Three Bottles, One Shop is a new series in which we take a peek into an L.A. wine shop and ask the owner to pick and describe three great bottles on offer. Have a shop you'd like to see featured? Email brodell@laweekly.com.

“We've always cared about what we eat,” says Bar & Garden owner Lauren Johnson. “And while sourcing our food and trying to eat organic and local as much as possible, one day we were sitting there over a meal with wine and we looked at each other and said, 'What the hell are we drinking?'”

Thus began the idea for Bar and Garden, a new wine, spirits and plant shop in Culver City, owned by couple Lauren Johnson and Marissa Mandel. All of the wines must meet a “minimum standard,” meaning they have no herbicides or pesticides and no artificial flavors, colors or preservatives. All of the liquor is small-batch, apart from a couple that the owners can verify use no GMO ingredients. This is a wine and liquor store for the health-minded drinker, but it also translates to a shop for booze dorks because all this natural wine and these small producers make for some very cool, super-interesting and esoteric drinking.

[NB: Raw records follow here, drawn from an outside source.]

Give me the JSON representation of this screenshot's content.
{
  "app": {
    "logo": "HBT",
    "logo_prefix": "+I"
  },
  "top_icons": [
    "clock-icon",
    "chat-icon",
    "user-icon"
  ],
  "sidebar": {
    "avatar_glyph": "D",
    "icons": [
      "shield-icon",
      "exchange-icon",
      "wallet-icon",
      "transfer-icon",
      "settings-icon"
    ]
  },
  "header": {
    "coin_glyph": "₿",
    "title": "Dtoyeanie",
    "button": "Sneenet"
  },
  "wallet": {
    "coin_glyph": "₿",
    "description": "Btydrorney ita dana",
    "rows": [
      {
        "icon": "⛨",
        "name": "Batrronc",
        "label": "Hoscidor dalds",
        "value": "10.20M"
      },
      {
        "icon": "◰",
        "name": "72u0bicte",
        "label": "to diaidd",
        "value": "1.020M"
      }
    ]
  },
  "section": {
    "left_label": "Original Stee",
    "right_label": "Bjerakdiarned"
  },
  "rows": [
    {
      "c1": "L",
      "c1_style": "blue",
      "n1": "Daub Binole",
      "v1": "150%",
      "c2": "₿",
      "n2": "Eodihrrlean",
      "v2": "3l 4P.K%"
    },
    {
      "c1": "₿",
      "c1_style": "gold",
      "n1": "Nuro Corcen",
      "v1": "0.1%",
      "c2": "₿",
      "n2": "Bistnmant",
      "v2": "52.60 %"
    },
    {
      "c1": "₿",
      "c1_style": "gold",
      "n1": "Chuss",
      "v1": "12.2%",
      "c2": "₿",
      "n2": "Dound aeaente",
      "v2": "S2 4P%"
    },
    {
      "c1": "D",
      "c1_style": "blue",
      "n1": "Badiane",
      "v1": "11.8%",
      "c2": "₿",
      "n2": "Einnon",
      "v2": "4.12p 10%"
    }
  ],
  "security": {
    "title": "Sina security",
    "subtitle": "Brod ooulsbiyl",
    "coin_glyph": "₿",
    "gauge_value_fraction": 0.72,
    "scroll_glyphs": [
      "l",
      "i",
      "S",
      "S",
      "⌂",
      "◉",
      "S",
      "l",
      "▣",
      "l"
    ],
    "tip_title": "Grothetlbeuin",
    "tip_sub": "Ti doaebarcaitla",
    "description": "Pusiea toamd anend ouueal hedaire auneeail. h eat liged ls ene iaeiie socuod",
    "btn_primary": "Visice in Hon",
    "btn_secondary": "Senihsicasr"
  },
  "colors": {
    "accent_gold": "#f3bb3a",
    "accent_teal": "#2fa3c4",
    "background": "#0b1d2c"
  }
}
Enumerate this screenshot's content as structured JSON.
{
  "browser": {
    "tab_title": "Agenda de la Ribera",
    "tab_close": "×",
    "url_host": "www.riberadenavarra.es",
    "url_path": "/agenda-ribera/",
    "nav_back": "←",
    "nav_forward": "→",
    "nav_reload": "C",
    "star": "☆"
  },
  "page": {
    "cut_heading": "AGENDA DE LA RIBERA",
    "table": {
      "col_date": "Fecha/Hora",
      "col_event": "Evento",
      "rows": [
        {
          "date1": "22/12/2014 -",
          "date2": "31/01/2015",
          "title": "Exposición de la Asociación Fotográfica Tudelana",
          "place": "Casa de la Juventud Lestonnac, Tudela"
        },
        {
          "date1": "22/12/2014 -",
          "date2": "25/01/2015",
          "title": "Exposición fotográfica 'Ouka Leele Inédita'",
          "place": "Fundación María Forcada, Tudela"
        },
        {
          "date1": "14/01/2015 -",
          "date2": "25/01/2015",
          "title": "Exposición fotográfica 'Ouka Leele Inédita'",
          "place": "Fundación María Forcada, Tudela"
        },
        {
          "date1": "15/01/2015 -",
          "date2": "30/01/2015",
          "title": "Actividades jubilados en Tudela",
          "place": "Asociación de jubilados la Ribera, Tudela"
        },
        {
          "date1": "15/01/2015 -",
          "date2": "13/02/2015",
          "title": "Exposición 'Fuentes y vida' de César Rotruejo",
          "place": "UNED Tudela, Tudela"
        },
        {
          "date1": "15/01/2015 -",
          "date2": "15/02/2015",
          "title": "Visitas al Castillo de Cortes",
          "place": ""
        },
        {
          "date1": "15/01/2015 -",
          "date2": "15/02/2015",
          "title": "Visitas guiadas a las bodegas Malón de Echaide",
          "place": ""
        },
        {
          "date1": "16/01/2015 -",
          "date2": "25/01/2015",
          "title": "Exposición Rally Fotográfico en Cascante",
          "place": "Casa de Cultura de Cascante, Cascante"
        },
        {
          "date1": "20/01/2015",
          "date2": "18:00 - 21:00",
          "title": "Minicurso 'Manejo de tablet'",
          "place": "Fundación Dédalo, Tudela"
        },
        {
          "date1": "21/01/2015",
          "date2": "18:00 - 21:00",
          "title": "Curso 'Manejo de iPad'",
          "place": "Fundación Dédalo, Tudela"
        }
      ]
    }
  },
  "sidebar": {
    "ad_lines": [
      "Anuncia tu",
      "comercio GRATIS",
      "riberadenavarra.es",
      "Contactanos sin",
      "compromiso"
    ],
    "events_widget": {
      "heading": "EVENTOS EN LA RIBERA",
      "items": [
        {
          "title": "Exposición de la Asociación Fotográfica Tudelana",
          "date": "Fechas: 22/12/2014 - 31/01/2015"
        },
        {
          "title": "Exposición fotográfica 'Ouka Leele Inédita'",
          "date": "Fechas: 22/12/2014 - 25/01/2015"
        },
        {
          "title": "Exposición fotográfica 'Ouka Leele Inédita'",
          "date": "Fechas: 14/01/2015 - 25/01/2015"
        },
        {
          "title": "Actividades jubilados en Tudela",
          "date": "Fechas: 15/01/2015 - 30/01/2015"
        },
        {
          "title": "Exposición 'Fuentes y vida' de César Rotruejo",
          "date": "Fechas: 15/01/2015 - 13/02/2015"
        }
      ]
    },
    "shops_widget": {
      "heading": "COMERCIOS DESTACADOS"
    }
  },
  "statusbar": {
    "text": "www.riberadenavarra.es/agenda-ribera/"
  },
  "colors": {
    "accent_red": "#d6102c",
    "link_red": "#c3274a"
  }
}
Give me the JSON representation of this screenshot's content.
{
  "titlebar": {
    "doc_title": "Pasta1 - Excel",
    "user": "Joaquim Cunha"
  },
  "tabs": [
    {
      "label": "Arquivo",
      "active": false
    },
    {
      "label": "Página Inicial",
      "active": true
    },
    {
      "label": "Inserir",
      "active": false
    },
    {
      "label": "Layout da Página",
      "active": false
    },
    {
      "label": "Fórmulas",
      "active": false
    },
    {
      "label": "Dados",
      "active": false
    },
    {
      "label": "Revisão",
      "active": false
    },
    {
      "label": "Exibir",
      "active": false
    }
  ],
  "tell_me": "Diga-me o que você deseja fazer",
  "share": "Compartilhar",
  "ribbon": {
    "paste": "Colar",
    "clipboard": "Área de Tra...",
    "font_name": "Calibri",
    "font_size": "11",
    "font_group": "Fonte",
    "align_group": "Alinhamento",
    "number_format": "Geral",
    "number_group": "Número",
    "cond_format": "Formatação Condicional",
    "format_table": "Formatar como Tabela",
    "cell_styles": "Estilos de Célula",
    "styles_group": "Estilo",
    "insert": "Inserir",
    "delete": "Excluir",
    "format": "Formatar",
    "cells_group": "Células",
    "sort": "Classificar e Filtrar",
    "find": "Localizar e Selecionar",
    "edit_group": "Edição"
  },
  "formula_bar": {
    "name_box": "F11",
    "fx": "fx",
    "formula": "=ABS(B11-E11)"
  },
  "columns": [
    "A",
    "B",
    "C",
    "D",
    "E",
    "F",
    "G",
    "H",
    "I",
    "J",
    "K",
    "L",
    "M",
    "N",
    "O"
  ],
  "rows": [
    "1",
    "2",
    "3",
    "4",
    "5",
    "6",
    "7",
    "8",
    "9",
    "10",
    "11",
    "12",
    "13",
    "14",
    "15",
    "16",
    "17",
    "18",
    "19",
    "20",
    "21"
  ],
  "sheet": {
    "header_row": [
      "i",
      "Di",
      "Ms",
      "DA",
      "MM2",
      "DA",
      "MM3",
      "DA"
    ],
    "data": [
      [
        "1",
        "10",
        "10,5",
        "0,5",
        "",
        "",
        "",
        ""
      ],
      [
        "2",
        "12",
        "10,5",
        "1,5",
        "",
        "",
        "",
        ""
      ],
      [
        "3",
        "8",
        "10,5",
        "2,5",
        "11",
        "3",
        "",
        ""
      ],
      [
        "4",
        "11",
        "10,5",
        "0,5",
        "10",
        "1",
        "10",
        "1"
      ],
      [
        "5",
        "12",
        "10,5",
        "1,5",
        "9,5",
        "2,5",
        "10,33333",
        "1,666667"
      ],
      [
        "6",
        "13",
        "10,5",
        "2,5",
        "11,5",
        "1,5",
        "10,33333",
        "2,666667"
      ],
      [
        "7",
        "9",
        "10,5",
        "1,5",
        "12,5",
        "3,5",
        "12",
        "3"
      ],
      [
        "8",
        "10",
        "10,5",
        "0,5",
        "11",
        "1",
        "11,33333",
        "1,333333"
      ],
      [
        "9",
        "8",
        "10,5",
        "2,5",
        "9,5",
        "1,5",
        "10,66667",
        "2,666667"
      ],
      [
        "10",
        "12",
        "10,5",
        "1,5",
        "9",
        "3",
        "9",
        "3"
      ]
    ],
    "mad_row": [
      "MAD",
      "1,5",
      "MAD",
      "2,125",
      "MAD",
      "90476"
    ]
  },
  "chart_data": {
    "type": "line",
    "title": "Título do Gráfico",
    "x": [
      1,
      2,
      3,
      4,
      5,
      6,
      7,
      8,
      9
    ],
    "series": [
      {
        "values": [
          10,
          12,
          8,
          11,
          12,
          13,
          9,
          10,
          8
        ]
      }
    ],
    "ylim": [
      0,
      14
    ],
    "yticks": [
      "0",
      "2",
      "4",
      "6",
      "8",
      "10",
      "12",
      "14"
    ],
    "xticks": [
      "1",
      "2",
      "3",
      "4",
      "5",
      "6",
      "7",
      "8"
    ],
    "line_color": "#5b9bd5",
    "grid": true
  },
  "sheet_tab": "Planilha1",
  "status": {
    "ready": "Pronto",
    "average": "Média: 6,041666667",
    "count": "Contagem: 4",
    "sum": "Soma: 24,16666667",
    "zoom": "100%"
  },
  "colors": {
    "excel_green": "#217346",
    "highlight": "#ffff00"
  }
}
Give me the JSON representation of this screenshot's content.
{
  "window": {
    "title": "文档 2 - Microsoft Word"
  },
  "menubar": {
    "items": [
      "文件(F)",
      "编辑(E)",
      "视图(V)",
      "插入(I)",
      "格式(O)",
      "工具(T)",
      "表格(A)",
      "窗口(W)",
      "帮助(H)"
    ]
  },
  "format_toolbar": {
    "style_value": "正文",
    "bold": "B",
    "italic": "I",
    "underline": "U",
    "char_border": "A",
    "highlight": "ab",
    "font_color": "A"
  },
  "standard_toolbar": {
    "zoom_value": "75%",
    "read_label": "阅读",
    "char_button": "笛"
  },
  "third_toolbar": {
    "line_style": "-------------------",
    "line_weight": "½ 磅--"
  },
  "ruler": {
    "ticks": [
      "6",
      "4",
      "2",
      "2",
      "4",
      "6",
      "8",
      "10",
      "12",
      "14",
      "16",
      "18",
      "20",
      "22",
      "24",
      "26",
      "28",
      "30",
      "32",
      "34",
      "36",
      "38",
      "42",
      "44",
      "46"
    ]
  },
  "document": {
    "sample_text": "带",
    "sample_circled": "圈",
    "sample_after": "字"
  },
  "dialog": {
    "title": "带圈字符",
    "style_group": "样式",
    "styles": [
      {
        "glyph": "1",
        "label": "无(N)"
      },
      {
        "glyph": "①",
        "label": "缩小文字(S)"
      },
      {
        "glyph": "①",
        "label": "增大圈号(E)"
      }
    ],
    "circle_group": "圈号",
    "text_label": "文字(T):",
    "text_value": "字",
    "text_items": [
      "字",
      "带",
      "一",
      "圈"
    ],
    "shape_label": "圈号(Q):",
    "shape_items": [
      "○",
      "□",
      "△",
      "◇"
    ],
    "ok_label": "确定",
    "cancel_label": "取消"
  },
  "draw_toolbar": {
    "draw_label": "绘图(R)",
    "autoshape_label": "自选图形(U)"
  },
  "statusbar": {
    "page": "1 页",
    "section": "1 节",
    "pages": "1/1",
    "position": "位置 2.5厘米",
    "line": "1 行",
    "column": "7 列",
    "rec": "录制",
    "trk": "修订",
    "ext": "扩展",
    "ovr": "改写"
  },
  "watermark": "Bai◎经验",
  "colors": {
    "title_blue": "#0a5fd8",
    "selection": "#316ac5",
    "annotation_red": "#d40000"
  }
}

It's also an incredibly pretty store, and Mandel's background as a landscape designer has added to the aesthetic of the place as well as its garden theme.

We asked Johnson to choose three bottles across genres and price range, but Bar and Garden doesn't have much of a price range — everything is pretty affordable. “We drink every day,” Johnson says. “For most people, if you drink every day, the wine needs to be affordable, and we're a neighborhood shop.” Here's just a tasting of the kinds of wines to be found at Bar and Garden.

Three bottles from Bar and Garden; Credit: B. Rodell

Three bottles from Bar and Garden; Credit: B. Rodell

2011 Hans Wirsching Iphöfer Kronsberg Scheurebe, Iphofen, Germany. $22.

Lou Amdur referred to this wine as Silvaner's racy little cousin,” Johnson says. “And the bottle is supposed to be the shape of a ram's scrotum, so there's that.” Made from Scheurebe grapes (a Riesling cross) grown on the steep hills of Iphofen in Bavaria, this type of wine is popular in Germany but not much is exported. It's a beautiful summer wine, with some of the stone fruit you'd expect from a Riesling, but a ton of acidity and minerality as well.

Salinia “25 Reasons” Petillant Naturel, Russian River Valley CA, $22.

This is one of the strangest, coolest wines I've tasted in a while. Made from Sauvignon Blanc, it is skin-fermented and lightly sparkling. This is an incredibly funky wine — on the nose it's almost mushroomy, but then it's beautifully balanced and delicious going down. The skin fermentation gives it a ton of structure, but it's light and zippy and will make you think about wine in a totally different light.

Bainbridge and Cathcart Cuvée Rouge aux Lèvres , Loire, France, $18.

Another truly odd, truly delicious wine, this time a slightly effervescent, summery red. Produced by an English guy and his American wife in France, it's made from Grolleau grapes. It will make you want to run out and have a picnic — it's that rare red wine that you could gulp from a water glass on a summer day. Interestingly, that doesn't mean it's super-light or sweet at all. In fact, it's crisp and dry and has a fair amount of soft tannins. But there's also a lot of fresh berry flavors, and the slight fizz lightens it considerably.